Some people have learned how to use this complexity to gain extraordinary wealth and power. Maybe that is the price of progress. Maybe it is even deserved.
But if that is true, what do we tell the people stuck outside the glass? That they simply were not clever enough? Did not read enough fine print? Did not hustle hard enough?
I do not buy that. I do not think it is sustainable.
So what now? Do we just scream into the void?
Maybe. I would rather light a candle.
This project, whatever shape it takes, is about naming the systems. Learning their logic. Mapping their weak points. Arming people with the insight that these mechanisms, while intimidating, are not divine.
They were built by human hands. Which means they can be unbuilt, reworked, hacked, or at the very least, understood.
Because once you understand a system, you are no longer powerless. You may not tear the wall down. But you can stop pretending it is not there.
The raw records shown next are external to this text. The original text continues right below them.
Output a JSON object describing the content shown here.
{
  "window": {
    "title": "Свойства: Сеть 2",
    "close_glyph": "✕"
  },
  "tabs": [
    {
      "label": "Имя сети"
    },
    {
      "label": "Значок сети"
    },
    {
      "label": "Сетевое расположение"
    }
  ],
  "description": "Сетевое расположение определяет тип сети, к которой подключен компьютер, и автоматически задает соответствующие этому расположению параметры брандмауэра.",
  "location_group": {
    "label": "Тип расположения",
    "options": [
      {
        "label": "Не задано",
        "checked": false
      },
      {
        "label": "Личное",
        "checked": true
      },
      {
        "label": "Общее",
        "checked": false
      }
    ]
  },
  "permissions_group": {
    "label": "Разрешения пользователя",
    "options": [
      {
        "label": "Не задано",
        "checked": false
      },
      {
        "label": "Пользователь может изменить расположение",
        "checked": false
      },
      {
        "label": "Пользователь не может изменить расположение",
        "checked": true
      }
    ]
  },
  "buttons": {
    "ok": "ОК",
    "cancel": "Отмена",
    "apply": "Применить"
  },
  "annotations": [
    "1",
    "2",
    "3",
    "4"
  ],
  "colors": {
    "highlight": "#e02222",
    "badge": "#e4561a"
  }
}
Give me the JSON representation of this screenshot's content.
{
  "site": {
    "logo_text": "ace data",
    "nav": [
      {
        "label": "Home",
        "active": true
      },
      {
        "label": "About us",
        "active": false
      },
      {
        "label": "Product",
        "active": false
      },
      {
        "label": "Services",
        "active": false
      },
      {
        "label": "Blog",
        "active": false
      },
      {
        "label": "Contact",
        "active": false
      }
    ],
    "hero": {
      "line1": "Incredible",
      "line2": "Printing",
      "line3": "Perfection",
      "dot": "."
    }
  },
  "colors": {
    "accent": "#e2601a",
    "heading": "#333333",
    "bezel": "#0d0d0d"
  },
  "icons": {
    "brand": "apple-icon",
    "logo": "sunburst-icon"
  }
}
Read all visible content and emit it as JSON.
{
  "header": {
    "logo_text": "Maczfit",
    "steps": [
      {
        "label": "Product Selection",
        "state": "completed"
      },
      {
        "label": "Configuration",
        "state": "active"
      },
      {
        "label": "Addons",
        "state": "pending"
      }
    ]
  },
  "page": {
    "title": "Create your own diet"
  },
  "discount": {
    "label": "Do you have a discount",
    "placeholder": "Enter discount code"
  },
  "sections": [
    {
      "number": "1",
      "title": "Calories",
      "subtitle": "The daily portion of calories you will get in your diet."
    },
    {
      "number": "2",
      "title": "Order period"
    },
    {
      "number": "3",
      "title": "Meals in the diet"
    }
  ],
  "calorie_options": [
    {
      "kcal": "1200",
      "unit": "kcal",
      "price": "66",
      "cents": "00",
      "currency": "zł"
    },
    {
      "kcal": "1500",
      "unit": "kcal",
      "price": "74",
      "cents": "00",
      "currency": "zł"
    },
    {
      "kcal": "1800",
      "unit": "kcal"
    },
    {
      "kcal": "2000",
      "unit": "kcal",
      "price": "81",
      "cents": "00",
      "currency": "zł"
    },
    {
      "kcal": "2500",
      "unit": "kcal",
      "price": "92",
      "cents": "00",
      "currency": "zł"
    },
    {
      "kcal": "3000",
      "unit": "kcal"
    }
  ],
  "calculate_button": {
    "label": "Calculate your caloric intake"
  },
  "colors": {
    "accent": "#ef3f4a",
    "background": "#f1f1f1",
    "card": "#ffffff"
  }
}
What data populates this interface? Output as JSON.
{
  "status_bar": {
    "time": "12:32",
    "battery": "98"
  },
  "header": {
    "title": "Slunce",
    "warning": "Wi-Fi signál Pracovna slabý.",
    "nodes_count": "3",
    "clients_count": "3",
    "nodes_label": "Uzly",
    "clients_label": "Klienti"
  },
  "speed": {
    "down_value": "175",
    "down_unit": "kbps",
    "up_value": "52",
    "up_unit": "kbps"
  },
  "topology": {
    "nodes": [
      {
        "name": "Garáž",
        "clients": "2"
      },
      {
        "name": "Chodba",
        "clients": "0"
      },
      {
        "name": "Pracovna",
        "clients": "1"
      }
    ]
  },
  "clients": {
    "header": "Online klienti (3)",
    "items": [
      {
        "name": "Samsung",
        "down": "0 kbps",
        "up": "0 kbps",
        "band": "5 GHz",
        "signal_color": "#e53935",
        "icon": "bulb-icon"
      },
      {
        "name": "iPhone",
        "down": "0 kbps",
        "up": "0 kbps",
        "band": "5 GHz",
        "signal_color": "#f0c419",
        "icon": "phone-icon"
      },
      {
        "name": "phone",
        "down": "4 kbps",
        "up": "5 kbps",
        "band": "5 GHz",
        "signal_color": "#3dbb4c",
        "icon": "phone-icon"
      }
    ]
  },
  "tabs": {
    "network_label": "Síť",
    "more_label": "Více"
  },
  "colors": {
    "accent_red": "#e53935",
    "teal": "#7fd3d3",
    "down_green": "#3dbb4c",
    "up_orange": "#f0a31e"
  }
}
You can start seeing it for what it is.
The Glass Wall lets us see what is on the other side.
Not everything you see is clear. Power has a way of distorting the view, making the path look simple, the obstacles invisible, the struggle your fault.
I have spent years inside the machinery behind that distortion, the law.
I have seen how rules, written, hidden, and manipulated, can turn opportunity into illusion.
This project is about bringing those rules into focus.
About reading them, questioning them, and understanding how they shape the world around us.
Because rules are not just words on paper.
They decide who qualifies, who gets excluded, who stays stuck outside the glass.Only when you learn the rules, really learn them, can you stop stumbling in the dark.